John Daniels, dean of administration for Vermont Technical College, outlined development plans for a parking area and new academic building at the Williston campus to the town’s Development Review Board at a meeting earlier this month. Meanwhile, construction is already underway to double the size of both the college’s library and its on-campus housing in Williston Hall.
“As we grow, we need to provide more services and better services,” Daniels said. “Our growth of students is up to 10 percent a year, and we need space for equipment, labs, classrooms and offices.
“Without space, we’re trapped. So we’re trying to be proactive.”
Enrollment at VTC’s Williston campus stood at approximately 50 students when the Randolph-based institution purchased a number of buildings it had been leasing in the vicinity of Taft Corners seven years ago. That number is expected to reach upward of 500 this fall, a number in line with VTC’s master plan of enrolling 800 students by the 2015-16 academic year.
“We’re very pleased with the growth we’ve experienced,” Daniels said.
The Williston Hall renovation – occurring on the second floor of the three-story, 18,000-square-foot building – will double its current housing capacity of 22 students. Though VTC is primarily a commuter school, Jean-Marie Clark, assistant to the dean at the Williston campus, said that fluctuation in fuel prices in recent years has led to increased interest in on-campus housing.
“Earlier this spring, when gas prices kept going up, I was worried that we weren’t going to have enough space for everybody,” Clark said.
Clark said that on-campus housing is also an attractive option to students in VTC’s dental hygiene program, which often necessitates a 7 a.m. start time.
“It’s a nice fit for them, because they don’t have to make such an early commute,” Clark said. “Plus, they can add it into their financial aid package.”

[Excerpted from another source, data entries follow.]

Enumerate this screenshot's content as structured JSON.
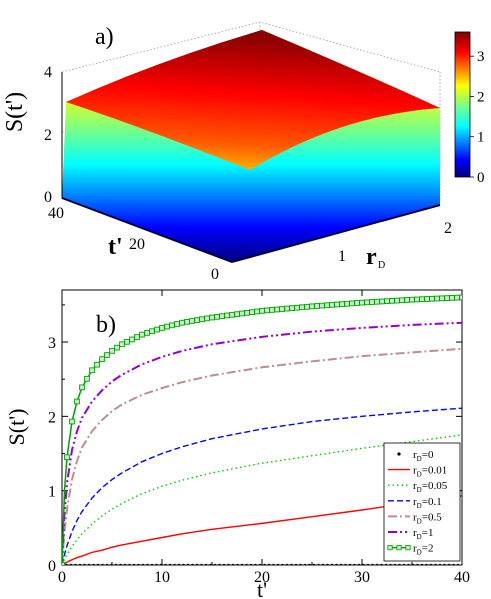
{
  "chart_data": [
    {
      "panel": "a)",
      "type": "surface3d",
      "zlabel": "S(t')",
      "xlabel": "t'",
      "ylabel": "r_D",
      "xlim": [
        0,
        40
      ],
      "ylim": [
        0,
        2
      ],
      "zlim": [
        0,
        4
      ],
      "x_ticks": [
        "0",
        "20",
        "40"
      ],
      "y_ticks": [
        "1",
        "2"
      ],
      "z_ticks": [
        "0",
        "2",
        "4"
      ],
      "colorbar": {
        "range": [
          0,
          3.6
        ],
        "ticks": [
          "0",
          "1",
          "2",
          "3"
        ]
      }
    },
    {
      "panel": "b)",
      "type": "line",
      "xlabel": "t'",
      "ylabel": "S(t')",
      "xlim": [
        0,
        40
      ],
      "ylim": [
        0,
        3.7
      ],
      "x_ticks": [
        "0",
        "10",
        "20",
        "30",
        "40"
      ],
      "y_ticks": [
        "0",
        "1",
        "2",
        "3"
      ],
      "legend_position": "bottom-right",
      "x": [
        0,
        0.25,
        0.5,
        1,
        1.5,
        2,
        3,
        4,
        5,
        6,
        8,
        10,
        12,
        15,
        20,
        25,
        30,
        35,
        40
      ],
      "series": [
        {
          "name": "r_D=0",
          "sub": "D",
          "label_pre": "r",
          "label_post": "=0",
          "color": "#000000",
          "style": "dots",
          "values": [
            0,
            0,
            0,
            0,
            0,
            0,
            0,
            0,
            0,
            0,
            0,
            0,
            0,
            0,
            0,
            0,
            0,
            0,
            0
          ]
        },
        {
          "name": "r_D=0.01",
          "sub": "D",
          "label_pre": "r",
          "label_post": "=0.01",
          "color": "#ff0000",
          "style": "solid",
          "values": [
            0,
            0.02,
            0.04,
            0.07,
            0.1,
            0.12,
            0.17,
            0.2,
            0.24,
            0.27,
            0.32,
            0.37,
            0.42,
            0.48,
            0.56,
            0.65,
            0.74,
            0.84,
            0.93
          ]
        },
        {
          "name": "r_D=0.05",
          "sub": "D",
          "label_pre": "r",
          "label_post": "=0.05",
          "color": "#00cc00",
          "style": "dotted",
          "values": [
            0,
            0.08,
            0.14,
            0.25,
            0.34,
            0.42,
            0.55,
            0.66,
            0.75,
            0.83,
            0.96,
            1.06,
            1.14,
            1.24,
            1.37,
            1.47,
            1.57,
            1.66,
            1.75
          ]
        },
        {
          "name": "r_D=0.1",
          "sub": "D",
          "label_pre": "r",
          "label_post": "=0.1",
          "color": "#0000ff",
          "style": "dashed",
          "values": [
            0,
            0.14,
            0.26,
            0.45,
            0.6,
            0.72,
            0.9,
            1.04,
            1.15,
            1.24,
            1.39,
            1.5,
            1.59,
            1.7,
            1.83,
            1.93,
            2.0,
            2.06,
            2.11
          ]
        },
        {
          "name": "r_D=0.5",
          "sub": "D",
          "label_pre": "r",
          "label_post": "=0.5",
          "color": "#bc8f8f",
          "style": "dashdot",
          "values": [
            0,
            0.45,
            0.75,
            1.15,
            1.4,
            1.58,
            1.8,
            1.95,
            2.07,
            2.16,
            2.29,
            2.38,
            2.46,
            2.55,
            2.66,
            2.74,
            2.81,
            2.86,
            2.91
          ]
        },
        {
          "name": "r_D=1",
          "sub": "D",
          "label_pre": "r",
          "label_post": "=1",
          "color": "#9400d3",
          "style": "dashdotdot",
          "values": [
            0,
            0.7,
            1.1,
            1.55,
            1.8,
            1.98,
            2.2,
            2.35,
            2.47,
            2.56,
            2.7,
            2.8,
            2.88,
            2.97,
            3.07,
            3.14,
            3.19,
            3.23,
            3.26
          ]
        },
        {
          "name": "r_D=2",
          "sub": "D",
          "label_pre": "r",
          "label_post": "=2",
          "color": "#00a000",
          "style": "squares",
          "values": [
            0,
            1.0,
            1.45,
            1.93,
            2.2,
            2.39,
            2.62,
            2.77,
            2.88,
            2.97,
            3.1,
            3.19,
            3.26,
            3.33,
            3.42,
            3.48,
            3.53,
            3.57,
            3.6
          ]
        }
      ]
    }
  ]
}
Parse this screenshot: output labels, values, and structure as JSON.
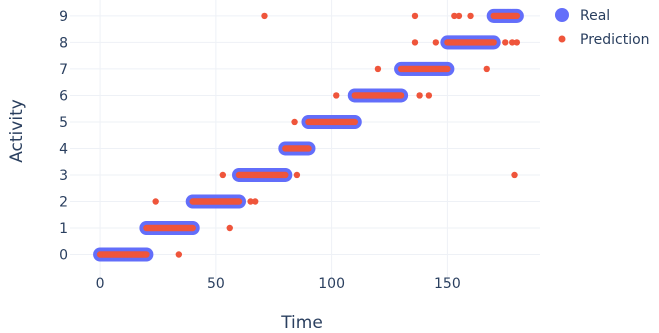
{
  "chart_data": {
    "type": "scatter",
    "title": "",
    "xlabel": "Time",
    "ylabel": "Activity",
    "xlim": [
      -13,
      190
    ],
    "ylim": [
      -1.15,
      9.6
    ],
    "x_ticks": [
      0,
      50,
      100,
      150
    ],
    "y_ticks": [
      0,
      1,
      2,
      3,
      4,
      5,
      6,
      7,
      8,
      9
    ],
    "grid": true,
    "legend_position": "top-right",
    "series": [
      {
        "name": "Real",
        "color": "#636efa",
        "marker": "circle",
        "segments": [
          {
            "x_start": 0,
            "x_end": 20,
            "y": 0
          },
          {
            "x_start": 20,
            "x_end": 40,
            "y": 1
          },
          {
            "x_start": 40,
            "x_end": 60,
            "y": 2
          },
          {
            "x_start": 60,
            "x_end": 80,
            "y": 3
          },
          {
            "x_start": 80,
            "x_end": 90,
            "y": 4
          },
          {
            "x_start": 90,
            "x_end": 110,
            "y": 5
          },
          {
            "x_start": 110,
            "x_end": 130,
            "y": 6
          },
          {
            "x_start": 130,
            "x_end": 150,
            "y": 7
          },
          {
            "x_start": 150,
            "x_end": 170,
            "y": 8
          },
          {
            "x_start": 170,
            "x_end": 180,
            "y": 9
          }
        ]
      },
      {
        "name": "Prediction",
        "color": "#ef553b",
        "marker": "circle",
        "segments": [
          {
            "x_start": 0,
            "x_end": 20,
            "y": 0
          },
          {
            "x_start": 20,
            "x_end": 40,
            "y": 1
          },
          {
            "x_start": 40,
            "x_end": 60,
            "y": 2
          },
          {
            "x_start": 60,
            "x_end": 80,
            "y": 3
          },
          {
            "x_start": 80,
            "x_end": 90,
            "y": 4
          },
          {
            "x_start": 90,
            "x_end": 110,
            "y": 5
          },
          {
            "x_start": 110,
            "x_end": 130,
            "y": 6
          },
          {
            "x_start": 130,
            "x_end": 150,
            "y": 7
          },
          {
            "x_start": 150,
            "x_end": 170,
            "y": 8
          },
          {
            "x_start": 170,
            "x_end": 180,
            "y": 9
          }
        ],
        "outliers": [
          {
            "x": 24,
            "y": 2
          },
          {
            "x": 34,
            "y": 0
          },
          {
            "x": 53,
            "y": 3
          },
          {
            "x": 56,
            "y": 1
          },
          {
            "x": 65,
            "y": 2
          },
          {
            "x": 67,
            "y": 2
          },
          {
            "x": 71,
            "y": 9
          },
          {
            "x": 84,
            "y": 5
          },
          {
            "x": 85,
            "y": 3
          },
          {
            "x": 102,
            "y": 6
          },
          {
            "x": 120,
            "y": 7
          },
          {
            "x": 136,
            "y": 9
          },
          {
            "x": 136,
            "y": 8
          },
          {
            "x": 138,
            "y": 6
          },
          {
            "x": 142,
            "y": 6
          },
          {
            "x": 145,
            "y": 8
          },
          {
            "x": 153,
            "y": 9
          },
          {
            "x": 155,
            "y": 9
          },
          {
            "x": 160,
            "y": 9
          },
          {
            "x": 167,
            "y": 7
          },
          {
            "x": 175,
            "y": 8
          },
          {
            "x": 178,
            "y": 8
          },
          {
            "x": 180,
            "y": 8
          },
          {
            "x": 179,
            "y": 3
          }
        ]
      }
    ]
  }
}
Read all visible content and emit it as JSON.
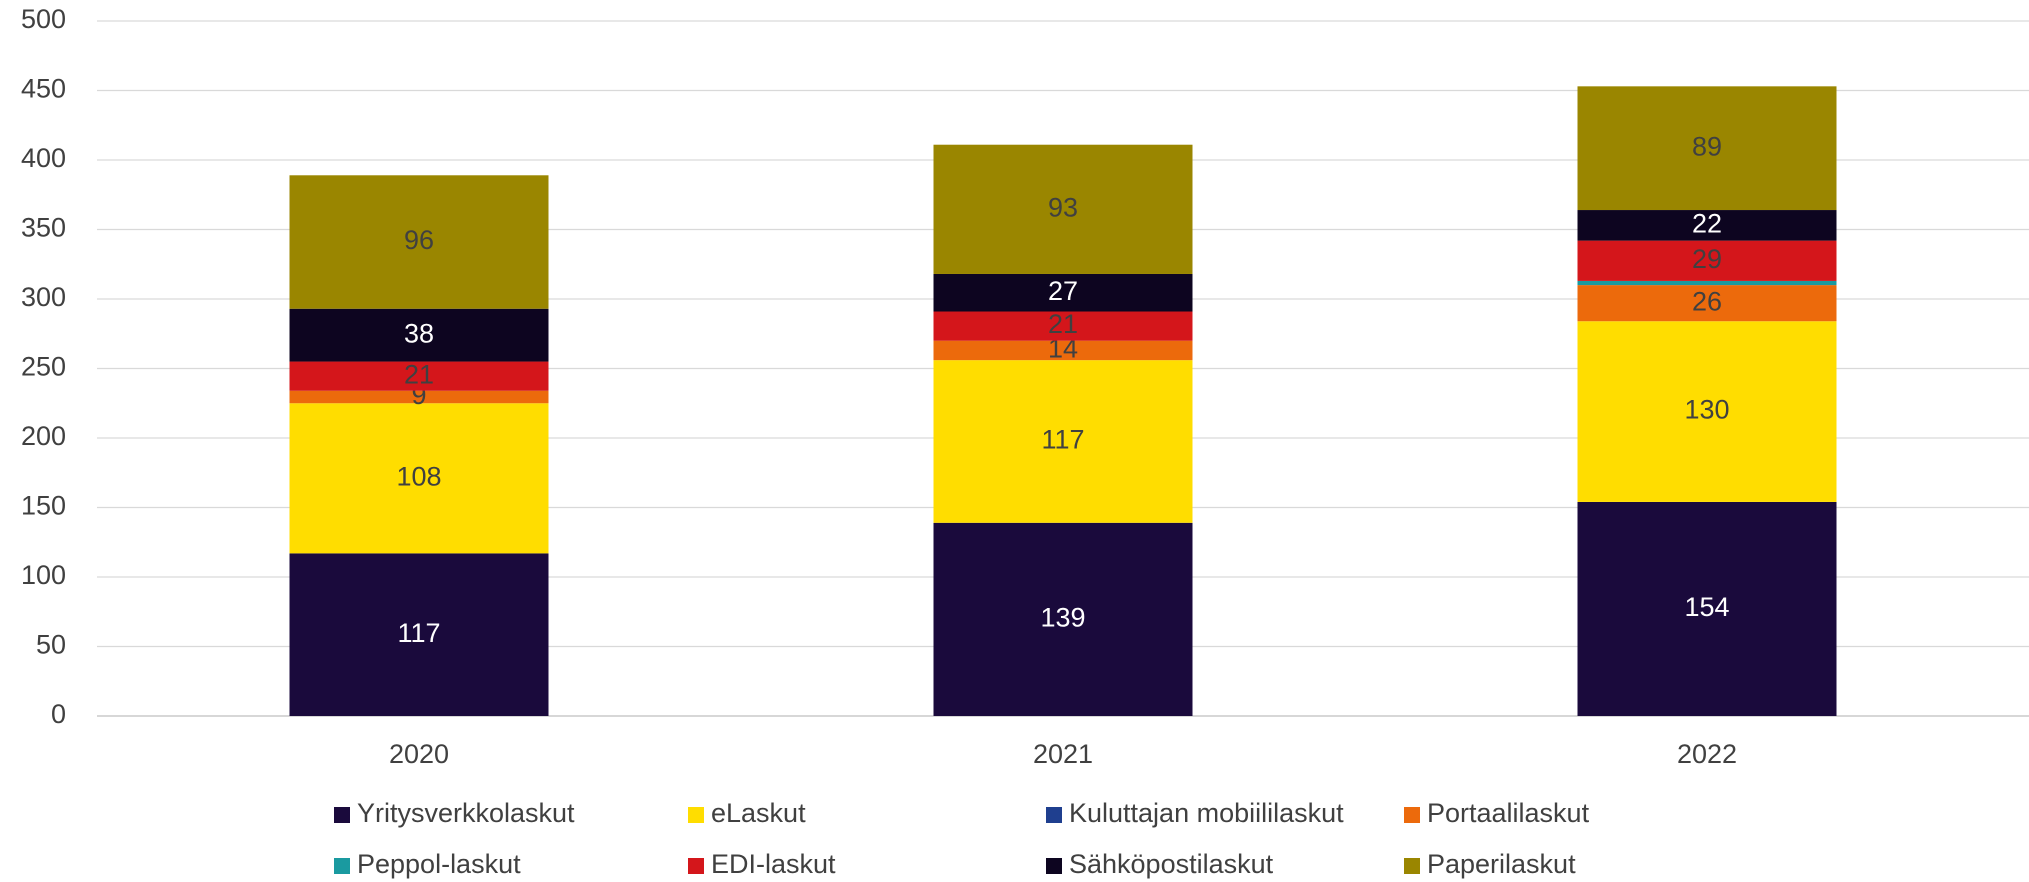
{
  "chart_data": {
    "type": "stacked_bar",
    "categories": [
      "2020",
      "2021",
      "2022"
    ],
    "series": [
      {
        "name": "Yritysverkkolaskut",
        "color": "#1a0a3c",
        "values": [
          117,
          139,
          154
        ]
      },
      {
        "name": "eLaskut",
        "color": "#ffdd00",
        "values": [
          108,
          117,
          130
        ]
      },
      {
        "name": "Kuluttajan mobiililaskut",
        "color": "#1f3f8f",
        "values": [
          0,
          0,
          0
        ]
      },
      {
        "name": "Portaalilaskut",
        "color": "#ec6a0c",
        "values": [
          9,
          14,
          26
        ]
      },
      {
        "name": "Peppol-laskut",
        "color": "#1a9aa0",
        "values": [
          0,
          0,
          3
        ]
      },
      {
        "name": "EDI-laskut",
        "color": "#d4161b",
        "values": [
          21,
          21,
          29
        ]
      },
      {
        "name": "Sähköpostilaskut",
        "color": "#0d0520",
        "values": [
          38,
          27,
          22
        ]
      },
      {
        "name": "Paperilaskut",
        "color": "#9a8600",
        "values": [
          96,
          93,
          89
        ]
      }
    ],
    "ylim": [
      0,
      500
    ],
    "yticks": [
      0,
      50,
      100,
      150,
      200,
      250,
      300,
      350,
      400,
      450,
      500
    ],
    "grid": true,
    "legend": "bottom"
  }
}
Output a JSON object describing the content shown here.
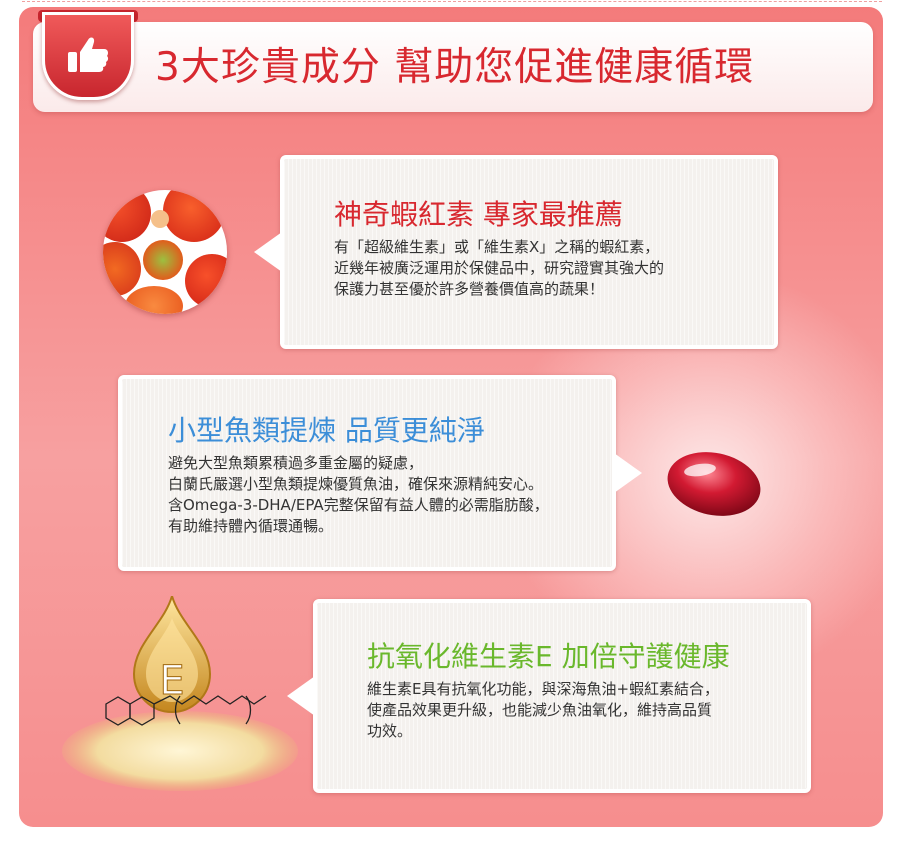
{
  "header": {
    "title": "3大珍貴成分 幫助您促進健康循環",
    "icon": "thumbs-up-icon"
  },
  "cards": [
    {
      "title": "神奇蝦紅素 專家最推薦",
      "body": "有「超級維生素」或「維生素X」之稱的蝦紅素，\n近幾年被廣泛運用於保健品中，研究證實其強大的\n保護力甚至優於許多營養價值高的蔬果！",
      "title_color": "#d8282f",
      "image": "microalgae-cells-image"
    },
    {
      "title": "小型魚類提煉 品質更純淨",
      "body": "避免大型魚類累積過多重金屬的疑慮，\n白蘭氏嚴選小型魚類提煉優質魚油，確保來源精純安心。\n含Omega-3-DHA/EPA完整保留有益人體的必需脂肪酸，\n有助維持體內循環通暢。",
      "title_color": "#3c8ed8",
      "image": "fish-oil-capsule-image"
    },
    {
      "title": "抗氧化維生素E 加倍守護健康",
      "body": "維生素E具有抗氧化功能，與深海魚油+蝦紅素結合，\n使產品效果更升級，也能減少魚油氧化，維持高品質\n功效。",
      "title_color": "#6ab82c",
      "image": "vitamin-e-droplet-image",
      "image_label": "E"
    }
  ],
  "colors": {
    "panel": "#f47b7b",
    "accent_red": "#d8282f"
  }
}
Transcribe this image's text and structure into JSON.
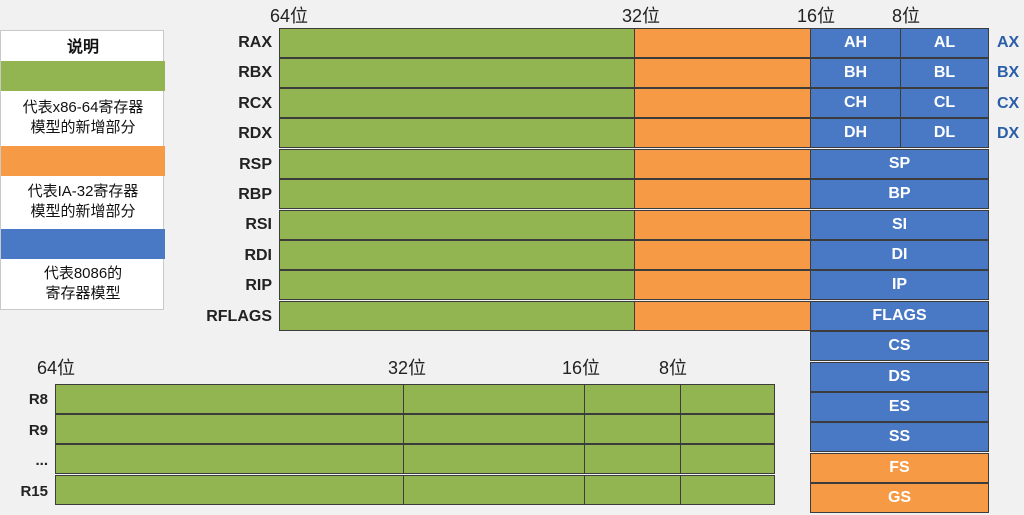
{
  "top_header": {
    "b64": "64位",
    "b32": "32位",
    "b16": "16位",
    "b8": "8位"
  },
  "legend": {
    "title": "说明",
    "green_line1": "代表x86-64寄存器",
    "green_line2": "模型的新增部分",
    "orange_line1": "代表IA-32寄存器",
    "orange_line2": "模型的新增部分",
    "blue_line1": "代表8086的",
    "blue_line2": "寄存器模型",
    "colors": {
      "green": "#92b551",
      "orange": "#f79a45",
      "blue": "#4979c4"
    }
  },
  "registers": [
    {
      "name": "RAX",
      "high": "AH",
      "low": "AL",
      "word": "AX"
    },
    {
      "name": "RBX",
      "high": "BH",
      "low": "BL",
      "word": "BX"
    },
    {
      "name": "RCX",
      "high": "CH",
      "low": "CL",
      "word": "CX"
    },
    {
      "name": "RDX",
      "high": "DH",
      "low": "DL",
      "word": "DX"
    },
    {
      "name": "RSP",
      "seg16": "SP"
    },
    {
      "name": "RBP",
      "seg16": "BP"
    },
    {
      "name": "RSI",
      "seg16": "SI"
    },
    {
      "name": "RDI",
      "seg16": "DI"
    },
    {
      "name": "RIP",
      "seg16": "IP"
    },
    {
      "name": "RFLAGS",
      "seg16": "FLAGS"
    }
  ],
  "segment_registers": [
    {
      "name": "CS",
      "color": "#4979c4"
    },
    {
      "name": "DS",
      "color": "#4979c4"
    },
    {
      "name": "ES",
      "color": "#4979c4"
    },
    {
      "name": "SS",
      "color": "#4979c4"
    },
    {
      "name": "FS",
      "color": "#f79a45"
    },
    {
      "name": "GS",
      "color": "#f79a45"
    }
  ],
  "bottom_header": {
    "b64": "64位",
    "b32": "32位",
    "b16": "16位",
    "b8": "8位"
  },
  "extended_registers": [
    "R8",
    "R9",
    "...",
    "R15"
  ]
}
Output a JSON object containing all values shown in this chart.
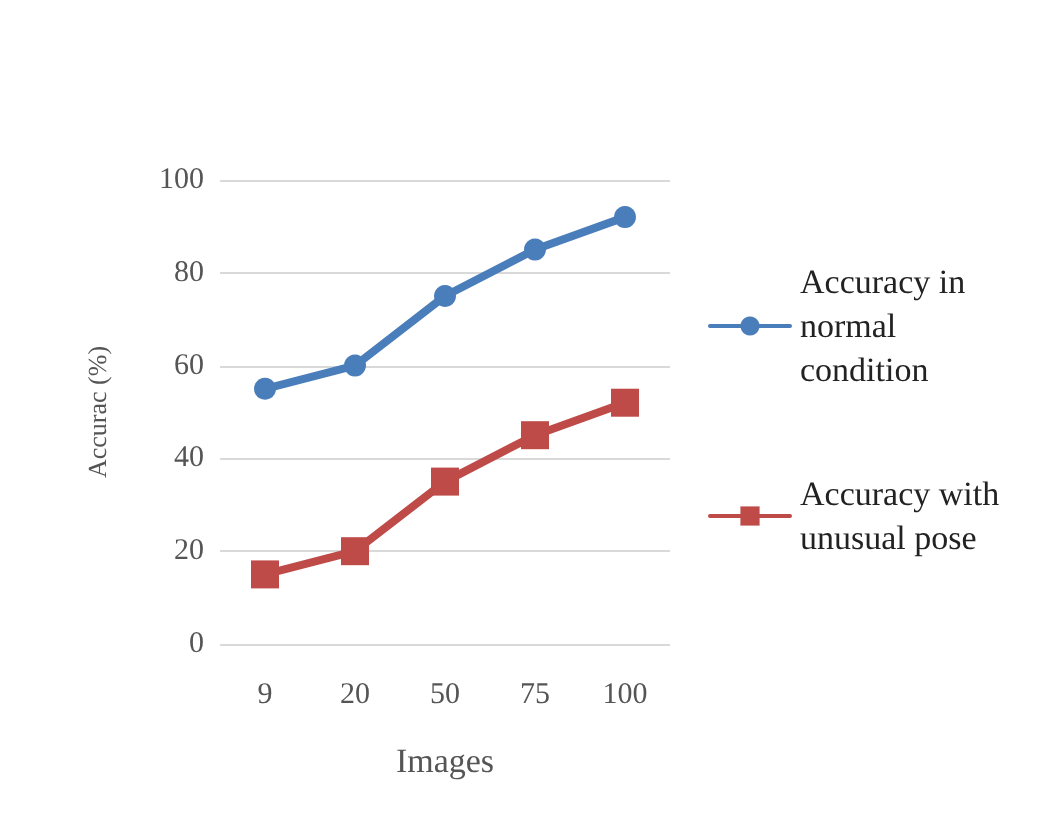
{
  "chart_data": {
    "type": "line",
    "xlabel": "Images",
    "ylabel": "Accurac (%)",
    "categories": [
      "9",
      "20",
      "50",
      "75",
      "100"
    ],
    "series": [
      {
        "name": "Accuracy in normal condition",
        "color": "#4a7ebb",
        "marker": "circle",
        "values": [
          55,
          60,
          75,
          85,
          92
        ]
      },
      {
        "name": "Accuracy with unusual pose",
        "color": "#be4b48",
        "marker": "square",
        "values": [
          15,
          20,
          35,
          45,
          52
        ]
      }
    ],
    "ylim": [
      0,
      100
    ],
    "yticks": [
      0,
      20,
      40,
      60,
      80,
      100
    ],
    "grid": "y",
    "legend": "right",
    "line_style": "solid"
  }
}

The expansion of the library – which Daniels admitted was previously “a little cubby hole” – is aimed in part at commuters who do not have a dorm room in which to study between classes. The renovation includes four enclosed work areas that will each contain a computer.
“Part of our job is to make this campus as comfortable as we can for students,” Clark said. “This will give students, especially commuters, a good place to get work done.”
Parking is a perpetual problem at VTC. Due to the high rate of commuters and the fact that facilities like the dental hygiene center offer services to the general public, the college’s current parking areas often overflow.
“There are certain days and times when parking gets pushed to the limit,” Clark said. “Helena Drive ends up getting used very frequently for parking.”
The new lot that Daniels proposed to the DRB would consist of 71 additional spaces, five handicapped spaces and the capacity for 14 bicycles. Michael Burke, an engineer working on the project, said that the required number of spaces for resident students increased from 22 to 46 in the past year, and the proposed expansion lot would accommodate VTC’s projected need of 264 spaces by the 2013-14 academic year.
“It is probably not wise to build right out to the last (available) parking space until you have somewhere else to go,” Burke said.
The proposed expansion would also include an additional building, approximately the same size as Williston Hall, which Daniels said could serve a number of purposes.
“It could be a residence hall, but it is more likely to be an academic building,” Daniels said. “It will depend on what we need the most at the time that it is completed.”
Daniels estimated that the proposed parking area could be completed within the next year or two, and the new building would be constructed afterward.